El monarca se levantó de un salto:
—¡Es una ilusión! Para que se disipe basta con no reaccionar a ella.
Los guardias, sin escuchar sus advertencias, continuaban su inútil batalla contra fantasmas. Anwar salió corriendo al pasillo. Anhelaba atrapar a Derek y estrangularlo con sus propias manos.
Lo buscaron medio día entero, pero había desaparecido sin dejar rastro. El rey lo declaró fugitivo y no podía tranquilizarse, furioso consigo mismo por no haber descubierto antes la traición. Esa tarde, Anwar se vistió con su uniforme de gala y se sentó majestuoso en el trono, observando con aparente indiferencia las pruebas de las candidatas. Le habían escogido a dos pretendientas, muchachas con el nivel de magia más alto de todo el reino. Aquello garantizaba el nacimiento de un heredero poderoso.
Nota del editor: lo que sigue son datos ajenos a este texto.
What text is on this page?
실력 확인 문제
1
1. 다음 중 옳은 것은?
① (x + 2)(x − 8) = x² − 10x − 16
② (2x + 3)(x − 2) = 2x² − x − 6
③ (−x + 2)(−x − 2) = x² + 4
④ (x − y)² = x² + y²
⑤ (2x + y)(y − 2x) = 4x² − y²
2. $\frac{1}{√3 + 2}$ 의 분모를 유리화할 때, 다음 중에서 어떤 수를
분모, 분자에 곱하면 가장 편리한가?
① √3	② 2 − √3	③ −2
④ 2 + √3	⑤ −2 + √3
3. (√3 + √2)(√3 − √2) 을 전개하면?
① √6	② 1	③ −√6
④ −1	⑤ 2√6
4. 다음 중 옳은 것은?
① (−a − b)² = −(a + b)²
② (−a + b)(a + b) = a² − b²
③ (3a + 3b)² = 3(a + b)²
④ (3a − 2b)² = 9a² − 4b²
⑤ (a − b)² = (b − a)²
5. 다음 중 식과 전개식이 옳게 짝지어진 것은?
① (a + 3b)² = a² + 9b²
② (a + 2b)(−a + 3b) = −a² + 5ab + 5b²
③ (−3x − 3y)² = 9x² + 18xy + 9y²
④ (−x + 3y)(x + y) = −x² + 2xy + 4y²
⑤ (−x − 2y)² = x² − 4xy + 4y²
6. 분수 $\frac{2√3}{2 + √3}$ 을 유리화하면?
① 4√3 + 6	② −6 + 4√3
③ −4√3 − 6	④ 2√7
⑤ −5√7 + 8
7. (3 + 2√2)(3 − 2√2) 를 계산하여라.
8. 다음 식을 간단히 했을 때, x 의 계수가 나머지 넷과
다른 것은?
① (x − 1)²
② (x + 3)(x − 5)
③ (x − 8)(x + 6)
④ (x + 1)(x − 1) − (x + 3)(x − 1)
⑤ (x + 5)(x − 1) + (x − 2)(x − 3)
El rey ajustó la corona en su cabeza y bufó. Por primera vez desde que había subido al trono, se sentía un esclavo. Ni siquiera podía casarse con la mujer que amaba. Al recordar a Aine, sus manos se cerraron en puños. Ella lo había engañado, había robado su corazón y después desaparecido. Ya era hora de olvidarla y arrancarla de su pecho. La primera en acercarse a los cristales fue Milberga. Caminaba con paso majestuoso, grácil, la cabeza erguida con orgullo y una confianza evidente en su victoria. Se movía como corresponde a una verdadera reina.
Los mechones rubios de su cabello estaban recogidos en un alto peinado, sus ojos azules miraban de frente, el vestido azul susurraba al ritmo de sus pasos pausados y el generoso escote mostraba sin pudor sus encantos. Pero a Anwar le resultaba indiferente. Inconscientemente la comparaba con Aine y comprendía que nadie podría eclipsar a la mujer que había amado. Maldijo en silencio. A su ex amada, la traidora, tenía que olvidarla.
Milberga se detuvo ante el pedestal y, con decisión, tomó los cristales en sus manos. Éstos se iluminaron con un resplandor verde intenso, semejante al color de la hierba recién cortada. En la sala estallaron aplausos. Sin duda, aquel altísimo nivel de magia puramente luminosa despertaba admiración. La joven miró con satisfacción al rey y asintió. Luego devolvió los cristales a su sitio y regresó a su lugar.